The recruiter with requirements in hand reformats it (often poorly) into a job description turns to the mighty Internet. Usually about this point all goes wrong.

The online employment world now dates back nearly two decades. Companies like Monster (dc) started in 1994 Yahoo’s HotJobs (Originally HotJobs, Inc) goes back to 1996. Career Builder (originally Job Opening Web Site software company NetStart, Inc) started in 1995. Odds are that if you’ve been online for more than five years there is likely an out of date resume out there somewhere for you. I know this because I received an email yesterday to my maiden name at my 5 year unused yahoo email account.
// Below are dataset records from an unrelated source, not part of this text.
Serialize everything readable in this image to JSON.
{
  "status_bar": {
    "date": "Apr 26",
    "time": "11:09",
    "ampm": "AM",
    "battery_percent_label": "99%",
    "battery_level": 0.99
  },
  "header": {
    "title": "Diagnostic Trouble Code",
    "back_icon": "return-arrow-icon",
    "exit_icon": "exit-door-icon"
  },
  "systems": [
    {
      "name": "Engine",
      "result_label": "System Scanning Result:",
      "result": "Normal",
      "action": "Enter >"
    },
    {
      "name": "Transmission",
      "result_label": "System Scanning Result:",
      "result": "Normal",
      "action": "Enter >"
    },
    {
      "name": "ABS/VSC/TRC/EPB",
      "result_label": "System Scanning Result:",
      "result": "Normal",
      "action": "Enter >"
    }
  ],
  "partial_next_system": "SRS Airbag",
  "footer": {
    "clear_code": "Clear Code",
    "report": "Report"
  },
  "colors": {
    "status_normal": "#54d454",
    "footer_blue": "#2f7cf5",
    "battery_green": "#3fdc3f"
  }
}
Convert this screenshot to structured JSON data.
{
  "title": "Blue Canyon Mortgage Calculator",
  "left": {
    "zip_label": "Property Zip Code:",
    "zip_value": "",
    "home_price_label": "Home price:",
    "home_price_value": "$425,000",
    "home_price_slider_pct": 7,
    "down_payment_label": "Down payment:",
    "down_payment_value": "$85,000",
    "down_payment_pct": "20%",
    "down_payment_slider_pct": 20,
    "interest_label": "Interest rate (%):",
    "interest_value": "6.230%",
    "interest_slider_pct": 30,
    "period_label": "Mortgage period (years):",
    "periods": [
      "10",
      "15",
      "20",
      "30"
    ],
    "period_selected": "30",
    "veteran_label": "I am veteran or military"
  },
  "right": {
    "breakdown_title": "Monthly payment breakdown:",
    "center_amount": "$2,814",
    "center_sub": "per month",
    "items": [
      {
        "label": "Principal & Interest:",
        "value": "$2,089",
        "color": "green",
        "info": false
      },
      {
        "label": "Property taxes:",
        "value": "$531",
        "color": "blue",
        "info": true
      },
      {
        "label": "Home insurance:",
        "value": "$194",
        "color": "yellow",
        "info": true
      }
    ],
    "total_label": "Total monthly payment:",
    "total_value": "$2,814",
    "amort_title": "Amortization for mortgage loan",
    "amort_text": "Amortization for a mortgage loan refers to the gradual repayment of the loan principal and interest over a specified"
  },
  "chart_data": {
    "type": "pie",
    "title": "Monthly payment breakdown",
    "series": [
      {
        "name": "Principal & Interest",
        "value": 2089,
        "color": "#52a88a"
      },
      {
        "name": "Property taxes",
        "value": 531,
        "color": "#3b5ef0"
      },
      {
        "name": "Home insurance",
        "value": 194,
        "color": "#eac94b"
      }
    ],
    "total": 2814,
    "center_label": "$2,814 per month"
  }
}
If you do not believe that recruiters use buzzword scanning techniques, now’s the time to finally jump on the faith train. The buzzword scanning is so bad that if you have the phrase “I don’t do windows” on your resume, you will receive recruitment email for jobs at Microsoft. This will occur if you truly are a maid service. (Yes, I was relayed this story by a maid)

Suffice this to demonstrate, at this point, if you want your resume to be seen by several recruiters, I strongly recommend a “Buzzword” section. I even can suggest calling it the “Buzzword” section. As in “Experience, Education, Buzzwords” Just list them off in a neat fashion. This will set off recruiter’s scans/search algorithms and then you too can siphon thru mail from someone who contacted you before actually reading your resume.

I don’t want to finger point the entire industry for being bad. Honestly there are a still a good percentage of recruiters who do due diligence in the process. Personally, I think they can all still learn something from this series. This may be because I’ve both hired and worked in my niche.

In my next installment (Which I will post over the weekend) I will take a REALLY bad recruiter’s email, post the listing and then explain everything that is wrong with it. Please note: if I were to post everything right with this listing it would barely fit a twitter posting. I will not out the company or the recruiter, but the job listing alone will hopefully serve as an embarrassment to someone.

Finally, in the near future, I will comment on my own niche industry and how a recruiter can make the postings much clearer and more importantly far more effective in filling your talent pool with the best candidates.